Because orchestrate_local() accepts a plain code string and a list of tool functions, you can wire it into an LLM generate-execute-retry loop: the model writes code, the sandbox runs it, and on failure the error feeds back to the model for correction.

See Programmatic tool calling for agents for the full concept, agent implementation patterns, and end-to-end examples.

Syntax restrictions

Monty enforces strict syntax restrictions to guarantee sandbox safety.
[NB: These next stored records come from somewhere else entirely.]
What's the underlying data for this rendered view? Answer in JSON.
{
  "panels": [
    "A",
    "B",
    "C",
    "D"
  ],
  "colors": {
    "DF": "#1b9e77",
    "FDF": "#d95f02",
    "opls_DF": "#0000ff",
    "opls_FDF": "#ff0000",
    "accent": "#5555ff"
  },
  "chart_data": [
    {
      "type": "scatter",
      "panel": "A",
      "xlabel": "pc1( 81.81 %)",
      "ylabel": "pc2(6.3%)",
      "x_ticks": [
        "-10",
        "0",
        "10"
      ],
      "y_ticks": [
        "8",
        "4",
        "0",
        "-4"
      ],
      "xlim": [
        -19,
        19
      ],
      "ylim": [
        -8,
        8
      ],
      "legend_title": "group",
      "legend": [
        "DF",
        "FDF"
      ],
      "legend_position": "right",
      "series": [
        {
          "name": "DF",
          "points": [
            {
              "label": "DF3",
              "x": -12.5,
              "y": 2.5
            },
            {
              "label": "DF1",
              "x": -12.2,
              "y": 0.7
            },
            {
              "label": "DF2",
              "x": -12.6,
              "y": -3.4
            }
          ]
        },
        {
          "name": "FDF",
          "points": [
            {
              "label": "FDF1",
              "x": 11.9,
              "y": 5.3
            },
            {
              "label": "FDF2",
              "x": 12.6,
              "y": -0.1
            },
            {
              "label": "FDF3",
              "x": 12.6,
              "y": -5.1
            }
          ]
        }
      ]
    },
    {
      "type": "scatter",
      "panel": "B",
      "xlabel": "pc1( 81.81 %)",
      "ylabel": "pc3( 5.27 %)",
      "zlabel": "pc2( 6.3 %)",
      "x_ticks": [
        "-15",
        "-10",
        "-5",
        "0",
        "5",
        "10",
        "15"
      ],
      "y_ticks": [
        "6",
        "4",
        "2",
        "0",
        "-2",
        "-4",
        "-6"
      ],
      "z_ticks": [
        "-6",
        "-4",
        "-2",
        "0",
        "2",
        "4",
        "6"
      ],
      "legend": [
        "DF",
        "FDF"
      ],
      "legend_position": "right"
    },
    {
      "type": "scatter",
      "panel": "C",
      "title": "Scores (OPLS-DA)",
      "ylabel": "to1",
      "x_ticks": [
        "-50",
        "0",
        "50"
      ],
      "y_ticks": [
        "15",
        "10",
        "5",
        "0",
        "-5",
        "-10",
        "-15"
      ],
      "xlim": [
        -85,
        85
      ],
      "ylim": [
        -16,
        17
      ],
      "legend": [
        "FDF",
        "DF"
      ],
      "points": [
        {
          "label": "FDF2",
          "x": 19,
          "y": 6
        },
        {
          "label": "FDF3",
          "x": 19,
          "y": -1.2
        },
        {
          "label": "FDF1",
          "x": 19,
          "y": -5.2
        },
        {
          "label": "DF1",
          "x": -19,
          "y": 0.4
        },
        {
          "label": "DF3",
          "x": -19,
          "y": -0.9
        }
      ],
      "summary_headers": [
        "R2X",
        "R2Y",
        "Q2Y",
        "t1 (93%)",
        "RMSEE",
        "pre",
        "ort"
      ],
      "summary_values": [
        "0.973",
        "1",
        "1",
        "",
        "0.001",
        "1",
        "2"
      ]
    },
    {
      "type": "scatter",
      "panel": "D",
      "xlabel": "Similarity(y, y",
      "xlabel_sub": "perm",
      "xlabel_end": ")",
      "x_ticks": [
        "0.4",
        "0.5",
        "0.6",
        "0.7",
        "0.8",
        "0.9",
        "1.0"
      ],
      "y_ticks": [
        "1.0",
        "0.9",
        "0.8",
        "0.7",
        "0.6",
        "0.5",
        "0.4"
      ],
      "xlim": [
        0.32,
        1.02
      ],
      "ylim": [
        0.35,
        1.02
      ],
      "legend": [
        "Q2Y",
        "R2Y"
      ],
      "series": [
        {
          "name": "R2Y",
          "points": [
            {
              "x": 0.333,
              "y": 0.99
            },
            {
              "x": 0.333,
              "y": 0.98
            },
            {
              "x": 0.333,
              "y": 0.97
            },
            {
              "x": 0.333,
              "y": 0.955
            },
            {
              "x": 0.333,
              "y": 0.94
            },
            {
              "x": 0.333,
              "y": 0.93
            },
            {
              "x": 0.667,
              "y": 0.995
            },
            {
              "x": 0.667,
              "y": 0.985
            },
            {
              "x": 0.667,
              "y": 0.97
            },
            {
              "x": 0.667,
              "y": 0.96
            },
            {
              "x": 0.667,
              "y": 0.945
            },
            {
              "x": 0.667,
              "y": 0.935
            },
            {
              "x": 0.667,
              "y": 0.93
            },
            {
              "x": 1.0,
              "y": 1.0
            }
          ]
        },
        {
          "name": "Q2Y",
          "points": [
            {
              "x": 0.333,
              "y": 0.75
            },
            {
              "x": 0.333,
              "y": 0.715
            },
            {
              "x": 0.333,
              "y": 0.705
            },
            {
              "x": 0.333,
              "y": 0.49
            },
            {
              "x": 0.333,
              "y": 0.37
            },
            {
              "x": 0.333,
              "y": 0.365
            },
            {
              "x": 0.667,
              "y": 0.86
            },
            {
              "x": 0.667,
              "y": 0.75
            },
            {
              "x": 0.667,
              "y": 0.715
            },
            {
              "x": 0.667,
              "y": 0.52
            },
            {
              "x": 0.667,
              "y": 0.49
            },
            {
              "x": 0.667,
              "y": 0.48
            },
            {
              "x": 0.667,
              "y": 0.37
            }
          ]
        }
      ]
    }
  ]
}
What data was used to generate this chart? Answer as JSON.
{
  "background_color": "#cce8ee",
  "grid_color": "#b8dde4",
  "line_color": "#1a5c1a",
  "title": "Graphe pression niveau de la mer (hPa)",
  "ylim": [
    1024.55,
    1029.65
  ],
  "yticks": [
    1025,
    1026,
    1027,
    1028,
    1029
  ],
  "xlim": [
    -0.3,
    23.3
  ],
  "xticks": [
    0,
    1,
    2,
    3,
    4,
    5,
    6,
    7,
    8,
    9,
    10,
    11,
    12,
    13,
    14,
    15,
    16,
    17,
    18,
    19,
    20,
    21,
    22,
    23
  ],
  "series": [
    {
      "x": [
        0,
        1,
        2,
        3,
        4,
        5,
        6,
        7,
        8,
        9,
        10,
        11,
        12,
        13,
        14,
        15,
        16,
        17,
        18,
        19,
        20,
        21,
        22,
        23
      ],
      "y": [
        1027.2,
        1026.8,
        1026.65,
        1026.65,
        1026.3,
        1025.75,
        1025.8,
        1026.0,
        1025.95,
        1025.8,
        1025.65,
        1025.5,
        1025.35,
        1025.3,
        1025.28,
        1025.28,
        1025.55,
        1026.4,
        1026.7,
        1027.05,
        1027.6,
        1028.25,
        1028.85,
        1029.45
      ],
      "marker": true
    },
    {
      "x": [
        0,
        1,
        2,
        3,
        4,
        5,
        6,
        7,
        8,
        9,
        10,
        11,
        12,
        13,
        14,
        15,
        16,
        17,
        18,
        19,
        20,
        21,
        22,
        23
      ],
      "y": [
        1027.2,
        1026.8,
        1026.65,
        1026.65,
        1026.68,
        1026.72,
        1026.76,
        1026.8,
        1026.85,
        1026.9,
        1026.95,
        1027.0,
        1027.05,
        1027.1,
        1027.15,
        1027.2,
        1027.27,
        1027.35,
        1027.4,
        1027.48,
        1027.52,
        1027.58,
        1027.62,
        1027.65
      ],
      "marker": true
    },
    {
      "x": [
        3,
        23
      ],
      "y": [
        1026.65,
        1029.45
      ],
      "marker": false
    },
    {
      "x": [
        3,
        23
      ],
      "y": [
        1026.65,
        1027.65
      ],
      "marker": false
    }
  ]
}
These restrictions are a feature, not a limitation — they ensure that sandboxed code is deterministic and side-effect free.

Allowed

Feature Notes
Variables and assignment x = 1
Arithmetic and comparisons x + y, x > y
String operations Concatenation, formatting
if/elif/else Conditional logic
for loops Iteration over lists, ranges, dicts
while loops Condition-based loops
Function definitions (def) Local helper functions
async def and await Async orchestrators
List/dict/tuple literals [1, 2, 3], {"key": "value"}
List comprehensions [x * 2 for x in items]
.append() on lists Building lists incrementally
Subscript reading x = d["key"], x = l[0]
External task calls Calling registered @env.task workers
raise Raising exceptions

Not allowed

Feature Workaround
import All available functions are provided directly
Subscript assignment (d[k] = v, l[i] = v) Build dicts as literals; use .append() for lists
Augmented assignment (x += 1) Use x = x + 1
class definitions Use dicts or tuples
with statements Not needed — no resource management in sandbox
try/except Errors propagate to the controller
Walrus operator (:=) Use separate assignment
yield/yield from Not supported
global/nonlocal Not supported
Set literals/comprehensions Use lists
del statements Not supported
assert statements Use if + raise

Type restrictions

  • Primitive types: int, float, str, bool, bytes, None
  • Collection types: list, dict, tuple (including generic forms like list[int], dict[str, float])
  • Opaque IO handles: File, Dir, DataFrame — pass-through only, cannot be inspected in the sandbox
  • Union types: Optional[T] and Union of allowed types
  • Not allowed: Custom classes, dataclasses, Pydantic models, or any user-defined types

Security model

The sandboxed orchestrator provides security through restriction, not trust:

  • No filesystem access: Cannot read, write, or list files
  • No network access: Cannot make HTTP requests, open sockets, or resolve DNS
  • No OS access: Cannot spawn processes, read environment variables, or access system resources
  • No imports: Cannot load any Python modules
  • Opaque IO: File, Dir, and DataFrame values pass through the sandbox without inspection — the sandbox can route them between tasks but cannot read their contents
  • Type-checked boundaries: Inputs and outputs are validated against declared types at the sandbox boundary
  • Deterministic execution: The same inputs always produce the same outputs (excluding external task results)

The sandbox runs untrusted code safely because dangerous operations are not just discouraged — they are structurally impossible in the Monty runtime.